Chronique internet

Percée quantique

d'Lëtzebuerger Land vom 25.10.2019

Google a annoncé cette semaine, par un article publié dans Nature, avoir réussi une percée dans le domaine de l’informatique quantique. A l’aide d’un ensemble de 53 qubits (abréviation de quantum bit), unités de base de machines d’un type nouveau faisant appel aux propriétés fondamentales de la matière, des chercheurs d’une de ses équipes à Santa Barbara, en Californie, ont pu effectuer en trois minutes et vingt secondes un calcul pour lequel il aurait fallu plus de 10 000 ans avec un superordinateur classique. L’annonce était attendue, le potentiel d’une telle percée étant immense et la concurrence à qui serait le premier à pouvoir se targuer de progrès dans cette technologie intense. Cela ne signifie pas pour autant que celle-ci est sur le point d’envahir notre quotidien : on n’en est qu’au tout début, et il y a loin de la coupe aux lèvres. IBM, qui est aussi sur le coup, s’était empressé, avant même la publication de l’article des chercheurs de Google, de minimiser leur performance, affirmant qu’il faudrait deux jours et demi à son super-ordinateur Summit, situé à l’Oak Ridge National Laboratory dans le Tennessee, pour effectuer ce calcul, plutôt que cent siècles. Mais pour les simples mortels, peu importe : même si pour mettre en valeur leurs travaux, les ingénieurs de Google ont quelque peu embelli leurs résultats, il reste que le calcul quantique quitte le domaine de la recherche fondamentale pour passer à la science appliquée. Outre Google et IBM, Microsoft et Intel sont investis dans cette recherche.

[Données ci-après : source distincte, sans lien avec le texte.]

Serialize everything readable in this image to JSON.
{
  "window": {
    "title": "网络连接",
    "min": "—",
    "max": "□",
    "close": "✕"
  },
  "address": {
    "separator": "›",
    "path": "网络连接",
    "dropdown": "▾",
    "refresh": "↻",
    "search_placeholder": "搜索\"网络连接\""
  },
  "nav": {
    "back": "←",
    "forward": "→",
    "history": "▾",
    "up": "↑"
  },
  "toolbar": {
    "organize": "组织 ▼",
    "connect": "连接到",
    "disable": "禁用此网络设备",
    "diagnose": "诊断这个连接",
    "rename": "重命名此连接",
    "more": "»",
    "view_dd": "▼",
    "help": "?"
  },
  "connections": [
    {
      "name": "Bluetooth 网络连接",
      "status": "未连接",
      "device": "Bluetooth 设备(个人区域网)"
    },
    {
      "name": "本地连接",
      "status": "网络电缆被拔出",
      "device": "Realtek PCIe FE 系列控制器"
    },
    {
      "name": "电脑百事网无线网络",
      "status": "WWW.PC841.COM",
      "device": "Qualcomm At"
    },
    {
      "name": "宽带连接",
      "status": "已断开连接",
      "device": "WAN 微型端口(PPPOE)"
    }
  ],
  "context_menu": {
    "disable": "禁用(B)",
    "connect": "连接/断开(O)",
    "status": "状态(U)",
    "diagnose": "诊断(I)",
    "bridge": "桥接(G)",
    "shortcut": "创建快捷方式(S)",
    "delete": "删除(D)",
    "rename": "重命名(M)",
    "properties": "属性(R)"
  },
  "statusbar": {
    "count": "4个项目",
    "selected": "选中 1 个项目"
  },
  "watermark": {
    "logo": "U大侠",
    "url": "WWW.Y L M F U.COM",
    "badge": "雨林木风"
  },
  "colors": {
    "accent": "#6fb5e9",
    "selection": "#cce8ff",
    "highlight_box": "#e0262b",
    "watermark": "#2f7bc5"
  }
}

Pour comprendre ce que recouvre ce terme, il faut se remémorer ce que sont les objets quantiques en physique élémentaire : ce sont des objets qui changent d’état par saut. Structurés à l’échelle atomique, les qubits fonctionnent dans un milieu des plus précaires, à la fois ultra-froid (proche du zéro absolu) et exempt de la moindre vibration. Capables

d‘assumer deux états en même temps, les qubits sont ainsi capables de représenter davantage que le zéro ou le un entre lesquels doivent choisir les briques de base de nos ordinateurs actuels, issues du transistor. Ce qui multiplie de manière exponentielle leur potentiel de calcul puisque des grappes de qubits peuvent explorer simultanément des quantités exponentielles de situations ou d’hypothèses là ou les micro-processeurs se doivent de démultiplier les process à chaque bifurcation, ce qui explique que l’on touche rapidement à leurs limites et que l’accès aux ordinateurs les plus puissants de la planète se loue très cher et longtemps à l’avance. Avec ses 53 unités, l’assemblage éphémère de Google est capable de gérer 253 possibilités, soit plus d’un million de milliard de bits. Pour que le calcul quantique devienne opérationnel, sans doute faudra-t-il encore plusieurs percées technologiques afin que les qubits fonctionnent plus durablement et que les taux d’erreur, très élevés en l’état, puissent être ramenés à des valeurs acceptables, notamment à l’aide d’algorithmes de correction qui restent à inventer.

En tout état de cause, il faudra sans doute des décennies avant que ces machines n’atteignent leur maturité. Mais le simple fait que l’on se rapproche bel et bien de l’objectif de les mettre au point dans la vie réelle a de quoi enflammer l’imagination. Dans de nombreux domaines, la puissance de calcul des ordinateurs reste en effet une frontière essentielle, par exemple dans la recherche pharmaceutique, génétique ou climatique. Les limitations de calcul sont aussi à la base de la sécurité informatique, où la quantité de ressources informatiques nécessaires pour craquer un code est systématiquement prise en compte, sur la base d’un ratio coût-bénéfice, pour assurer la protection des données et systèmes sensibles. Si la prouesse de Google est remarquable, elle reste dans le domaine du proof-of-concept. On peut donc s’attendre à ce que la poignée d’acteurs capables de participer à cette course tente à présent de passer à l’étape suivante en mettant au point une ou des applications concrètes.